Beberapa transaksi, seperti penjualan peralatan pabrik, dapat menimbulkan keuntungan atau kerugian yang dimasukkan dalam perhitungan laba atau rugi. Tetapi, arus kas yang menyangkut transaksi tersebut merupakan arus kas dari aktivitas investasi.
Aktivitas Investasi Arus kas dari aktivitas investasi mencerminkan pengeluaran kas sehubungan dengan sumber daya yang bertujuan untuk menghasilkan pendapatan dan arus kas masa depan. Contoh arus kas yang berasal dari aktivitas investasi adalah: a. pembayaran kas untuk memperoleh aset tetap (termasuk aset tetap yang dibangun sendiri), aset tidak berwujud dan aset jangka panjang lainnya; b. penerimaan kas dari penjualan aset tetap, aset tidak berwujud, dan aset jangka panjang lainnya; c. pembayaran kas untuk perolehan efek ekuitas atau efek utang entitas lain dan bunga dalam joint venture (selain pembayaran untuk efek yang diklasifikasikan sebagai kas atau setara kas atau dimiliki untuk diperdagangkan);
d. penerimaan kas dari penjualan efek ekuitas atau efek utang dari entitas lain dan bunga dari joint venture (selain penerimaan dari efek yang diklasifikasikan sebagai setara kas atau dimiliki untuk diperdagangkan); e. uang muka dan pinjaman yang diberikan kepada pihak lain; f.
penerimaan kas dari pembayaran kembali uang muka dan pinjaman yang diberikan kepada pihak lain;
Aktivitas Pendanaan Contoh arus kas yang berasal dari aktivitas pendanaan adalah: a. penerimaan kas dari penerbitan saham atau efek ekuitas lain; b. pembayaran kas kepada para pemegang saham untuk menarik atau menebus saham entitas; c. penerimaan kas dari penerbitan pinjaman, wesel, dan pinjaman jangka pendek atau jangka panjang lainnya; d. pelunasan pinjaman; e. pembayaran kas oleh lessee untuk mengurangi saldo kewajiban yang berkaitan dengan sewa pembiayaan. Pelaporan Arus Kas dari Aktivitas Operasi Entitas melaporkan arus kas dari aktivitas operasi dengan menggunakan metode tidak langsung. Dalam metode ini laba atau rugi neto disesuaikan dengan mengoreksi dampak dari transaksi non kas, penangguhan atau akrual dari penerimaan atau pembayaran kas untuk operasi di masa lalu dan masa depan, dan unsur penghasilan atau beban yang berkaitan dengan arus kas investasi atau pendanaan. Dalam metode tidak langsung, arus kas neto dari aktivitas operasi ditentukan dengan menyesuaikan laba atau rugi dari dampak dari: a. perubahan persediaan dan piutang usaha serta utang usaha selama periode berjalan; b. pos non kas seperti penyusutan, penyisihan, dan keuntungan dan kerugian valuta asing yang belum direalisasi; dan c. semua pos lain yang berkaitan dengan arus kas investasi atau pendanaan.

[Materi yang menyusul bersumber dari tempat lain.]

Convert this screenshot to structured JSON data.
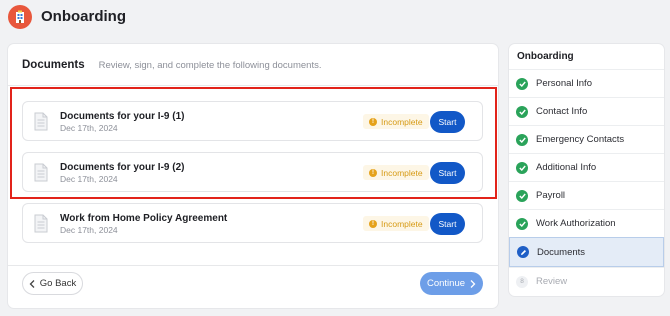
{
  "app": {
    "title": "Onboarding",
    "logo_icon": "building-badge-icon"
  },
  "documents": {
    "title": "Documents",
    "subtitle": "Review, sign, and complete the following documents.",
    "items": [
      {
        "name": "Documents for your I-9 (1)",
        "date": "Dec 17th, 2024",
        "status": "Incomplete",
        "action": "Start"
      },
      {
        "name": "Documents for your I-9 (2)",
        "date": "Dec 17th, 2024",
        "status": "Incomplete",
        "action": "Start"
      },
      {
        "name": "Work from Home Policy Agreement",
        "date": "Dec 17th, 2024",
        "status": "Incomplete",
        "action": "Start"
      }
    ],
    "back_label": "Go Back",
    "continue_label": "Continue",
    "status_dot": "!"
  },
  "steps": {
    "title": "Onboarding",
    "items": [
      {
        "label": "Personal Info",
        "state": "done"
      },
      {
        "label": "Contact Info",
        "state": "done"
      },
      {
        "label": "Emergency Contacts",
        "state": "done"
      },
      {
        "label": "Additional Info",
        "state": "done"
      },
      {
        "label": "Payroll",
        "state": "done"
      },
      {
        "label": "Work Authorization",
        "state": "done"
      },
      {
        "label": "Documents",
        "state": "current"
      },
      {
        "label": "Review",
        "state": "pending",
        "number": "8"
      }
    ]
  },
  "colors": {
    "primary": "#1258c7",
    "continue_disabled": "#6d9ee8",
    "success": "#2aa35a",
    "warning": "#e5a21b",
    "highlight": "#e2231a",
    "logo": "#e8573c"
  }
}
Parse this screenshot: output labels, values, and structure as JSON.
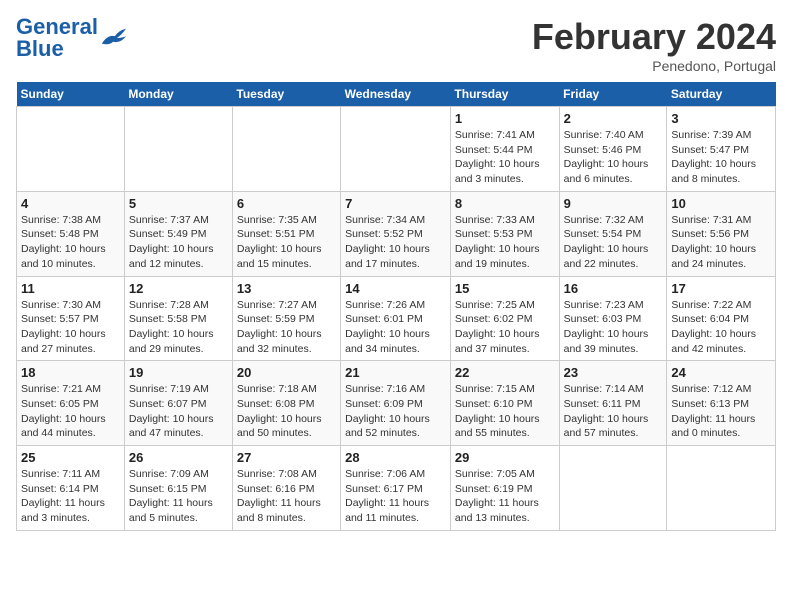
{
  "header": {
    "logo_general": "General",
    "logo_blue": "Blue",
    "month_title": "February 2024",
    "location": "Penedono, Portugal"
  },
  "days_of_week": [
    "Sunday",
    "Monday",
    "Tuesday",
    "Wednesday",
    "Thursday",
    "Friday",
    "Saturday"
  ],
  "weeks": [
    {
      "days": [
        {
          "num": "",
          "info": ""
        },
        {
          "num": "",
          "info": ""
        },
        {
          "num": "",
          "info": ""
        },
        {
          "num": "",
          "info": ""
        },
        {
          "num": "1",
          "info": "Sunrise: 7:41 AM\nSunset: 5:44 PM\nDaylight: 10 hours and 3 minutes."
        },
        {
          "num": "2",
          "info": "Sunrise: 7:40 AM\nSunset: 5:46 PM\nDaylight: 10 hours and 6 minutes."
        },
        {
          "num": "3",
          "info": "Sunrise: 7:39 AM\nSunset: 5:47 PM\nDaylight: 10 hours and 8 minutes."
        }
      ]
    },
    {
      "days": [
        {
          "num": "4",
          "info": "Sunrise: 7:38 AM\nSunset: 5:48 PM\nDaylight: 10 hours and 10 minutes."
        },
        {
          "num": "5",
          "info": "Sunrise: 7:37 AM\nSunset: 5:49 PM\nDaylight: 10 hours and 12 minutes."
        },
        {
          "num": "6",
          "info": "Sunrise: 7:35 AM\nSunset: 5:51 PM\nDaylight: 10 hours and 15 minutes."
        },
        {
          "num": "7",
          "info": "Sunrise: 7:34 AM\nSunset: 5:52 PM\nDaylight: 10 hours and 17 minutes."
        },
        {
          "num": "8",
          "info": "Sunrise: 7:33 AM\nSunset: 5:53 PM\nDaylight: 10 hours and 19 minutes."
        },
        {
          "num": "9",
          "info": "Sunrise: 7:32 AM\nSunset: 5:54 PM\nDaylight: 10 hours and 22 minutes."
        },
        {
          "num": "10",
          "info": "Sunrise: 7:31 AM\nSunset: 5:56 PM\nDaylight: 10 hours and 24 minutes."
        }
      ]
    },
    {
      "days": [
        {
          "num": "11",
          "info": "Sunrise: 7:30 AM\nSunset: 5:57 PM\nDaylight: 10 hours and 27 minutes."
        },
        {
          "num": "12",
          "info": "Sunrise: 7:28 AM\nSunset: 5:58 PM\nDaylight: 10 hours and 29 minutes."
        },
        {
          "num": "13",
          "info": "Sunrise: 7:27 AM\nSunset: 5:59 PM\nDaylight: 10 hours and 32 minutes."
        },
        {
          "num": "14",
          "info": "Sunrise: 7:26 AM\nSunset: 6:01 PM\nDaylight: 10 hours and 34 minutes."
        },
        {
          "num": "15",
          "info": "Sunrise: 7:25 AM\nSunset: 6:02 PM\nDaylight: 10 hours and 37 minutes."
        },
        {
          "num": "16",
          "info": "Sunrise: 7:23 AM\nSunset: 6:03 PM\nDaylight: 10 hours and 39 minutes."
        },
        {
          "num": "17",
          "info": "Sunrise: 7:22 AM\nSunset: 6:04 PM\nDaylight: 10 hours and 42 minutes."
        }
      ]
    },
    {
      "days": [
        {
          "num": "18",
          "info": "Sunrise: 7:21 AM\nSunset: 6:05 PM\nDaylight: 10 hours and 44 minutes."
        },
        {
          "num": "19",
          "info": "Sunrise: 7:19 AM\nSunset: 6:07 PM\nDaylight: 10 hours and 47 minutes."
        },
        {
          "num": "20",
          "info": "Sunrise: 7:18 AM\nSunset: 6:08 PM\nDaylight: 10 hours and 50 minutes."
        },
        {
          "num": "21",
          "info": "Sunrise: 7:16 AM\nSunset: 6:09 PM\nDaylight: 10 hours and 52 minutes."
        },
        {
          "num": "22",
          "info": "Sunrise: 7:15 AM\nSunset: 6:10 PM\nDaylight: 10 hours and 55 minutes."
        },
        {
          "num": "23",
          "info": "Sunrise: 7:14 AM\nSunset: 6:11 PM\nDaylight: 10 hours and 57 minutes."
        },
        {
          "num": "24",
          "info": "Sunrise: 7:12 AM\nSunset: 6:13 PM\nDaylight: 11 hours and 0 minutes."
        }
      ]
    },
    {
      "days": [
        {
          "num": "25",
          "info": "Sunrise: 7:11 AM\nSunset: 6:14 PM\nDaylight: 11 hours and 3 minutes."
        },
        {
          "num": "26",
          "info": "Sunrise: 7:09 AM\nSunset: 6:15 PM\nDaylight: 11 hours and 5 minutes."
        },
        {
          "num": "27",
          "info": "Sunrise: 7:08 AM\nSunset: 6:16 PM\nDaylight: 11 hours and 8 minutes."
        },
        {
          "num": "28",
          "info": "Sunrise: 7:06 AM\nSunset: 6:17 PM\nDaylight: 11 hours and 11 minutes."
        },
        {
          "num": "29",
          "info": "Sunrise: 7:05 AM\nSunset: 6:19 PM\nDaylight: 11 hours and 13 minutes."
        },
        {
          "num": "",
          "info": ""
        },
        {
          "num": "",
          "info": ""
        }
      ]
    }
  ]
}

Pelaporan Arus Kas dari Aktivitas Investasi dan Pendanaan Entitas melaporkan secara terpisah kelompok utama penerimaan kas bruto dan pengeluaran kas bruto yang berasal dari aktivitas investasi dan pendanaan. Jumlah agregat arus kas yang berasal dari akuisisi dan pelepasan entitas anak atau unit usaha lain disajikan secara terpisah dan diklasifikasikan sebagai arus kas dari aktivitas operasi.
Bunga dan Dividen Entitas mengungkapkan secara terpisah arus kas dari bunga dan dividen yang diterima dan dibayarkan. Entitas mengklasifikasikan arus kas secara konsisten antar periode sebagai aktivitas operasi, investasi, atau pendanaan. Entitas mengklasifikasikan bunga yang dibayarkan dan bunga dan dividen yang diterima sebagai arus kas operasi karena termasuk laba atau rugi. Sebagai alternatif, bunga yang dibayarkan dan bunga dan dividen yang diterima dapat diklasifikasikan sebagai arus kas pendanaan dan arus kas investasi, karena merupakan biaya perolehan sumber daya keuangan atau hasil investasi. Dividen yang dibayarkan dapat diklasifikasikan sebagai arus kas pendanaan karena merupakan biaya perolehan sumber daya keuangan. Sebagai alternatif, dividen yang dibayarkan dapat diklasifikasikan sebagai komponen arus kas dari aktivitas operasi karena dividen dibayarkan dari arus kas operasi.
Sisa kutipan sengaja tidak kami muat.